Trois jours avant la clôture de la conférence, Xie Zhenhua, avait déclaré que la Chine aller continuer à préserver l’environnement et à économiser les ressources, ainsi que réduire la pollution. Le gouvernement avait appelé les États à respecter la Convention-cadre des Nations unies sur les changements climatiques (CCNUCC), conformément au principe de « responsabilités communes, mais différenciées », selon les capacités de chacun. Xie Zhenhua avait également avancé quatre propositions : consolider le consensus déjà obtenu, intensifier la coopération, appliquer la Feuille de route de Bali et adhérer à la convention-cadre des Nations unies. Ces propositions visent à aboutir à des résultats positifs.

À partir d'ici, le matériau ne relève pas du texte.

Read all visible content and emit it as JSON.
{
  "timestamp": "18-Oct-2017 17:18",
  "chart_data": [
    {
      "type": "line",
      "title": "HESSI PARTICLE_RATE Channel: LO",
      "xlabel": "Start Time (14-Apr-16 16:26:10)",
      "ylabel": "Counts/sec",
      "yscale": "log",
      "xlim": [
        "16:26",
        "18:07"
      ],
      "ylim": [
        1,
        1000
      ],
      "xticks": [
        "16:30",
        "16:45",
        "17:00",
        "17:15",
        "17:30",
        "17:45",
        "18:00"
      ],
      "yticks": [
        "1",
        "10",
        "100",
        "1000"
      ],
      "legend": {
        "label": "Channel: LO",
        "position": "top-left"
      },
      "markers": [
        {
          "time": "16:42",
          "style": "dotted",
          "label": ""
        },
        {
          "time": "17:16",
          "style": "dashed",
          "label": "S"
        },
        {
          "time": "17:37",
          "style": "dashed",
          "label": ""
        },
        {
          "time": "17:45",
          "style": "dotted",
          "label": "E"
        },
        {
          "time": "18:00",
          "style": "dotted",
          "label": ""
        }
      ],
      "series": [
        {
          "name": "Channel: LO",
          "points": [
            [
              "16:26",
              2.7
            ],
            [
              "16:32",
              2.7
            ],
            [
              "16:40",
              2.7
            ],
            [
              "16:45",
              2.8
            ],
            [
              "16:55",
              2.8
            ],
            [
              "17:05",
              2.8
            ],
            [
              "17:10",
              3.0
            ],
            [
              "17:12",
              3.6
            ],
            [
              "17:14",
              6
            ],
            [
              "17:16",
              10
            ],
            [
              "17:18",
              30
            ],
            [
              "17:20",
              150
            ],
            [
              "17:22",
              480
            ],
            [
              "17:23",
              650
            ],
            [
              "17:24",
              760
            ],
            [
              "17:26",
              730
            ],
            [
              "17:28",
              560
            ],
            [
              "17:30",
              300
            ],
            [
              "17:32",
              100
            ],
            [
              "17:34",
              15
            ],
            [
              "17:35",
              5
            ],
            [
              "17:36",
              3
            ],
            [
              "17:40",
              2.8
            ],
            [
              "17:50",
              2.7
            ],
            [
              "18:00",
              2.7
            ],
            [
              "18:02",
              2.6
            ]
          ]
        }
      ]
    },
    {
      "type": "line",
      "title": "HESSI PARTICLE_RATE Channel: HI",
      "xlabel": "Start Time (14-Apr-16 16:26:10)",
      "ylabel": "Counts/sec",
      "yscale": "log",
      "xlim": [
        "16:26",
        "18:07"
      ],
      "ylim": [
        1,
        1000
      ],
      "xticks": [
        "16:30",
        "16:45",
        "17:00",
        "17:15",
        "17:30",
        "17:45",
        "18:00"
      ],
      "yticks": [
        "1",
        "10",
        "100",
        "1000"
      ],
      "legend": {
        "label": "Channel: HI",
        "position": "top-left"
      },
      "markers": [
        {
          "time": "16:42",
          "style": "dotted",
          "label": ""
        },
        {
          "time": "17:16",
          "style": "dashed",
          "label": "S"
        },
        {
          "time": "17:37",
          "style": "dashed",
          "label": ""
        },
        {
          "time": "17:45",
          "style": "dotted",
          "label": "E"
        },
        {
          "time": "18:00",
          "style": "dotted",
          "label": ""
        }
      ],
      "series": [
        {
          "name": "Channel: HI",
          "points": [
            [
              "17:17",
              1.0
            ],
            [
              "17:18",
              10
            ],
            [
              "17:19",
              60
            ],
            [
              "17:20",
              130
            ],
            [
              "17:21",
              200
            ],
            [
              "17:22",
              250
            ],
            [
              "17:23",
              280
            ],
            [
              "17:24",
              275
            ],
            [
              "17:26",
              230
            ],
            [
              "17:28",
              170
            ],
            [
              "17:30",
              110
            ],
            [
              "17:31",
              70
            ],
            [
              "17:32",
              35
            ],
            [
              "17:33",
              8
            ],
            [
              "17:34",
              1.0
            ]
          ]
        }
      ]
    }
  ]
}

Ban Ki-moon reste optimiste

Le secrétaire général des Nations Unies, Ban Ki-moon, s’est réjoui de l’accord conclu à Doha, lors de la conférence sur la lutte contre le changement climatique. Le diplomate onusien a estimé que ce dénouement a permis de bien clôturer les négociations et de poser les jalons d’un « accord complet et contraignant à l’horizon 2015 ». Ce dernier appelle les gouvernements, ainsi que les entreprises, la société civile et les citoyens, à accélérer les actions sur le terrain, afin que la hausse des températures puisse être limitée à deux degrés Celsius. En vue d’un accord en 2015, Ban Ki-moon va désormais « accroître son engagement personnel pour tenter de rehausser les objectifs et le financement pour le climat. Et enfin, il a exprimé ses félicitations pour la tenue réussie de la conférence de Doha », a déclaré son porte-parole.

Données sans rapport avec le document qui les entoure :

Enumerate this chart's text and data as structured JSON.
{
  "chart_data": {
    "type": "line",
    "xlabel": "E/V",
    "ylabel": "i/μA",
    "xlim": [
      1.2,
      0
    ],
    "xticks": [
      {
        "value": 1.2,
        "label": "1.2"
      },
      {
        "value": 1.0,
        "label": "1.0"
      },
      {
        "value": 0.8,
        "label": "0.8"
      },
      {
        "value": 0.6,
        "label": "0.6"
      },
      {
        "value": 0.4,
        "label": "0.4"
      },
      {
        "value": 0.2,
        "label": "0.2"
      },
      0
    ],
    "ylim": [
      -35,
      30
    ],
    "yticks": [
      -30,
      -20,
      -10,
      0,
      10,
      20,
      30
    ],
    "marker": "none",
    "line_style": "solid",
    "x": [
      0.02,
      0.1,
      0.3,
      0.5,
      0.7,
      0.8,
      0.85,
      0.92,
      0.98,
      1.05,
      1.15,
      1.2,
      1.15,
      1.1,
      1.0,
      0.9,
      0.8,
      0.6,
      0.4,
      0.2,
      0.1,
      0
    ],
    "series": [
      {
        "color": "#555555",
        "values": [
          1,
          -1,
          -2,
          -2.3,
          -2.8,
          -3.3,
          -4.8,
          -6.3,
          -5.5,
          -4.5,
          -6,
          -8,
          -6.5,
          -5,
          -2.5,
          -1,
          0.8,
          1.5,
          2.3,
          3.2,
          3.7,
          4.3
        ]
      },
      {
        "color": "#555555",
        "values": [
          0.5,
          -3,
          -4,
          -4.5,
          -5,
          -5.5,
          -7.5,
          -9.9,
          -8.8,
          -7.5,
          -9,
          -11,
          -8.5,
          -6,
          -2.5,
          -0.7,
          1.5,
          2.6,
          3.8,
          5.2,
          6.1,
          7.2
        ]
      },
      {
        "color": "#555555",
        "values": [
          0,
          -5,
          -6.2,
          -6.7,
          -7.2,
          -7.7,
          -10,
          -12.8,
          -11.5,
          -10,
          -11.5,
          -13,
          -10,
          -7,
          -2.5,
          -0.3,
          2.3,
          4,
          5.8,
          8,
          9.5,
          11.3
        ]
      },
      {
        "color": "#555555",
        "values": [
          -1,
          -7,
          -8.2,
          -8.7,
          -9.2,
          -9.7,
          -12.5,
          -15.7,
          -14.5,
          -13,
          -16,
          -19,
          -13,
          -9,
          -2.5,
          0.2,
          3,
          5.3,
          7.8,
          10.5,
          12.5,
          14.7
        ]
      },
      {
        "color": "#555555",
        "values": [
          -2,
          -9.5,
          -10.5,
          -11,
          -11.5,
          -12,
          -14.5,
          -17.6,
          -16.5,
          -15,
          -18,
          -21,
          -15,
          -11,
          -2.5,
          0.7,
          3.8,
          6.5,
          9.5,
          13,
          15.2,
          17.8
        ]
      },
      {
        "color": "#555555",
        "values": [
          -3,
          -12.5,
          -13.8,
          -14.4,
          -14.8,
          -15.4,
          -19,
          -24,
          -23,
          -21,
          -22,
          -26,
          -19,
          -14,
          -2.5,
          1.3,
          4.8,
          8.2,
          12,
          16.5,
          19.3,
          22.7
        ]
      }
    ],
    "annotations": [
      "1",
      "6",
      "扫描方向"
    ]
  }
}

L’urgence reste de mise. Les récents rapports et études ont sonné l’alarme sur la réalité du changement climatique et le fait que les efforts réalisés ne répondaient pas à l’urgence de la situation. Les efforts engagés depuis 2005, ne résolvent rien, car le monde est sur une trajectoire de +3°C à +5°C, et non +2°C, seuil au-delà duquel le système climatique risque de s’emballer. De son côté, la FAO, a estimé à quelque 870 millions de personnes dans le monde souffrant de la faim, soit plus de la population des États-Unis, du Canada et de l’Union Européenne réunie. Les changements climatiques devraient peser lourd sur ces chiffres, car la carte de la faim du PAM indique que plus de la moitié des mal nourris vit en Asie et dans la région Pacifique, un quart vit en Afrique. Selon les experts de l’ONU, « si rien n’est fait pour limiter les changements climatiques, les affamés seront 10 à 20% plus nombreux d’ici à 2050. 24 millions d’enfants souffriront de carences alimentaires graves, dont 10 millions rien qu’en Afrique sub-saharienne », a précisé l’AFP.